Only a boricua who has been absent from his homeland knows what it’s like to be far away from Puerto Rico when winter arrives in New York City. Or when you’re inside a taxi or walking through the congested streets of the Bronx or the Latin barrio, and all that you see around you is skyscrapers and more skyscrapers.
The anxiety and the feeling of impotence that overwhelm your spirit in the asphalt jungle can be soothed only by memories. In 1975, the unique voice of Puerto Rican singer Angel Luis Canales comforted the thousands of boricuas who felt oppressed by nostalgia with his composition “Lejos De Ti”: a confession and affirmation of his Puerto Rican identity, in which he assures us that his love for the homeland will never die, even though he was raised in New York.
The song is a guaguancó with lyrics that evoke images of old San Juan, Villa Palmeras and its rich bomba heritage, Boca de Cangrejos, the fried snacks on the griddle, and the river crossing through the old Ancón de Loíza Aldea, where his grandmother lived.
“Lejos De Ti” is still the most remembered track off “Sabor,” an album produced by the recently deceased Joe Cain, recorded towards the end of 1974 and released by Alegre Records in 1975.
And yet, the entire album is one of the best salsa releases of the ’70s. Canales favored a different style of interpreting Afro-Caribbean rhythms, combining elements of Héctor Lavoe, Ismael Rivera, Vicentico Valdés and Paquito Pérez (the singer with Orquesta Zodiac de Loíza). He would extend the melodies with his nasal voice, defying the poetry of the montunos, but singing out of tune and mispronouncing a few words. His diction was far from perfect.
The architect of Canales’ success was Colombian pianist Edy Martínez, who arranged seven of the eight tracks in this session. Because of a previous commitment with Mongo Santamaría’s band, he left fellow Colombian José Madrid in charge of performing the piano on this record.
Under Martínez’s direction, Canales embraced fame. “Sabor” was his second album– between 1970 and 1971, he had recorded the session “Brujería” with pianist Mark Dimond, who founded Conjunto Sabor after spending a number of years with Willie Colón’s band.
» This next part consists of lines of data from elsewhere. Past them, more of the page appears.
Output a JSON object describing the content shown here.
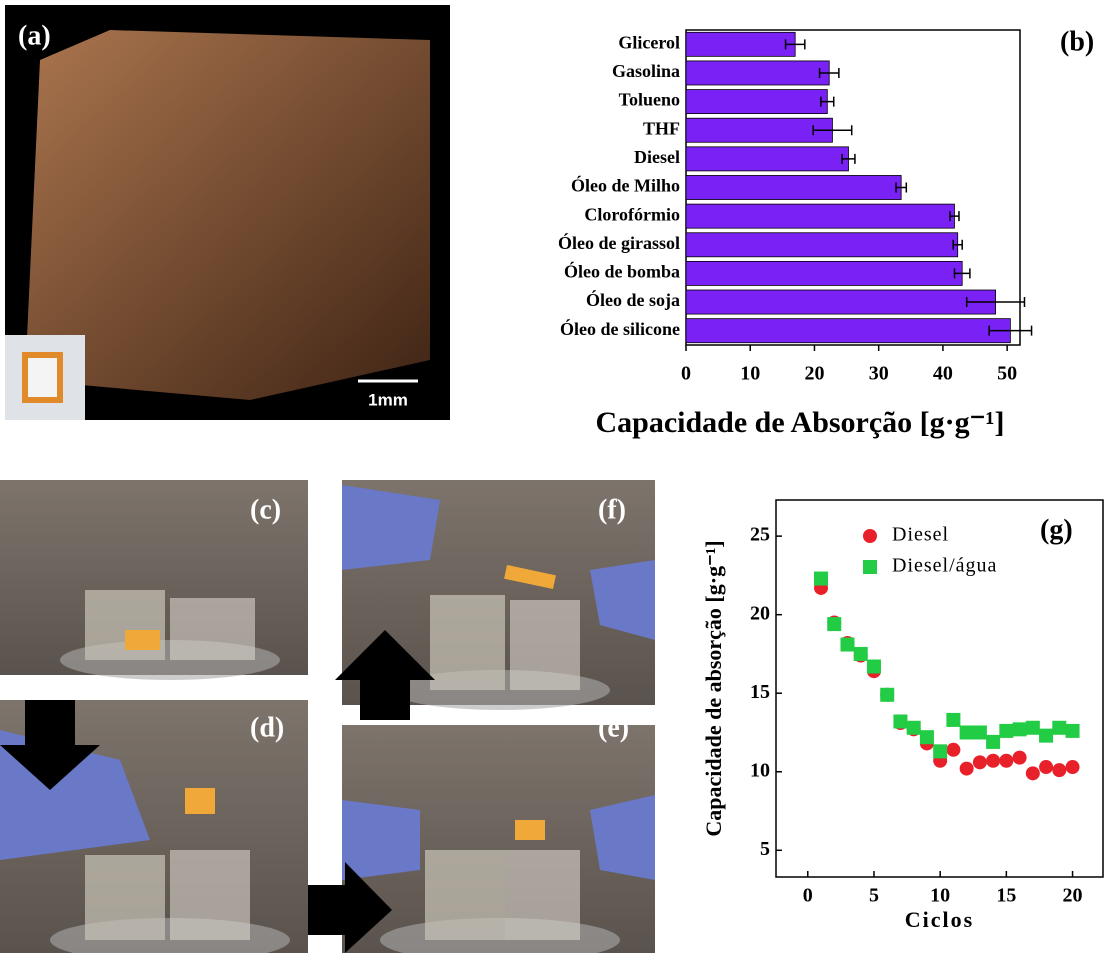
{
  "chart_data": [
    {
      "type": "hbar",
      "label": "(b)",
      "xlabel": "Capacidade de Absorção [g·g⁻¹]",
      "categories": [
        "Glicerol",
        "Gasolina",
        "Tolueno",
        "THF",
        "Diesel",
        "Óleo de Milho",
        "Clorofórmio",
        "Óleo de girassol",
        "Óleo de bomba",
        "Óleo de soja",
        "Óleo de silicone"
      ],
      "values": [
        17,
        22.3,
        22,
        22.8,
        25.3,
        33.5,
        41.8,
        42.3,
        43,
        48.2,
        50.5
      ],
      "errors": [
        1.5,
        1.5,
        1,
        3,
        1,
        0.8,
        0.7,
        0.7,
        1.2,
        4.5,
        3.3
      ],
      "color": "#7a22f5",
      "xlim": [
        0,
        52
      ],
      "xticks": [
        0,
        10,
        20,
        30,
        40,
        50
      ]
    },
    {
      "type": "scatter",
      "label": "(g)",
      "xlabel": "Ciclos",
      "ylabel": "Capacidade de absorção [g·g⁻¹]",
      "x": [
        1,
        2,
        3,
        4,
        5,
        6,
        7,
        8,
        9,
        10,
        11,
        12,
        13,
        14,
        15,
        16,
        17,
        18,
        19,
        20
      ],
      "series": [
        {
          "name": "Diesel",
          "color": "#e8202a",
          "marker": "circle",
          "values": [
            21.7,
            19.5,
            18.2,
            17.4,
            16.4,
            14.9,
            13.1,
            12.7,
            11.8,
            10.7,
            11.4,
            10.2,
            10.6,
            10.7,
            10.7,
            10.9,
            9.9,
            10.3,
            10.1,
            10.3
          ]
        },
        {
          "name": "Diesel/água",
          "color": "#22cc44",
          "marker": "square",
          "values": [
            22.3,
            19.4,
            18.1,
            17.5,
            16.7,
            14.9,
            13.2,
            12.8,
            12.2,
            11.3,
            13.3,
            12.5,
            12.5,
            11.9,
            12.6,
            12.7,
            12.8,
            12.3,
            12.8,
            12.6
          ]
        }
      ],
      "xlim": [
        -2.4,
        22.3
      ],
      "ylim": [
        3.3,
        27.3
      ],
      "xticks": [
        0,
        5,
        10,
        15,
        20
      ],
      "yticks": [
        5,
        10,
        15,
        20,
        25
      ]
    }
  ],
  "photo_panels": [
    {
      "label": "(a)",
      "scale_bar": "1mm"
    },
    {
      "label": "(c)"
    },
    {
      "label": "(f)"
    },
    {
      "label": "(d)"
    },
    {
      "label": "(e)"
    }
  ]
}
Canales reappeared four years later with Orquesta Sabor los Rumberos Nuevos. That same year, in 1975, Larry Harlow produced Mark Dimond’s classic “Beethoven’s V” with vocalists Frankie Dante and Chivirico Dávila.
“Sabor” enjoyed great success. The singer toured Europe, the U.S. and South America, where Colombians, Panamanians and Peruvians remember him with affection to this day, even though health problems forced him to retire from the stages.
During the golden era of salsa, singers were expected to master all genres– and boleros were no exception. His vocalizing on “La Hiedra” and “No Te Acostumbre” are noted for their theatricality, a gimmick that Canales employed in order to mask the limitations of his voice.
Salsa dancers who thrive on piano, trombone and percussion solos will be delighted with “Sabor Los Rumberos Nuevos,” “Sol De Mi Vida,” “El Cantante Y La Orquesta,” and the hit “Hace Tiempo” (with its memorable chorus: ay, ay, ay, no me hagas padecer así).
Before becoming a professional singer, Canales worked as a jeweler. One look at the covers of his first couple of albums is enough to conclude that he pioneered the use of bling-bling in salsa.
As a composer, Canales was a solid chronicler of barrio life. The story told in “Perico Macona” is a good example: a man who smokes a joint and loses all self-control, insulting his own friends with his brusque remarks.
The reissue of “Sabor” is a just tribute to the memory of the late Joe Cain.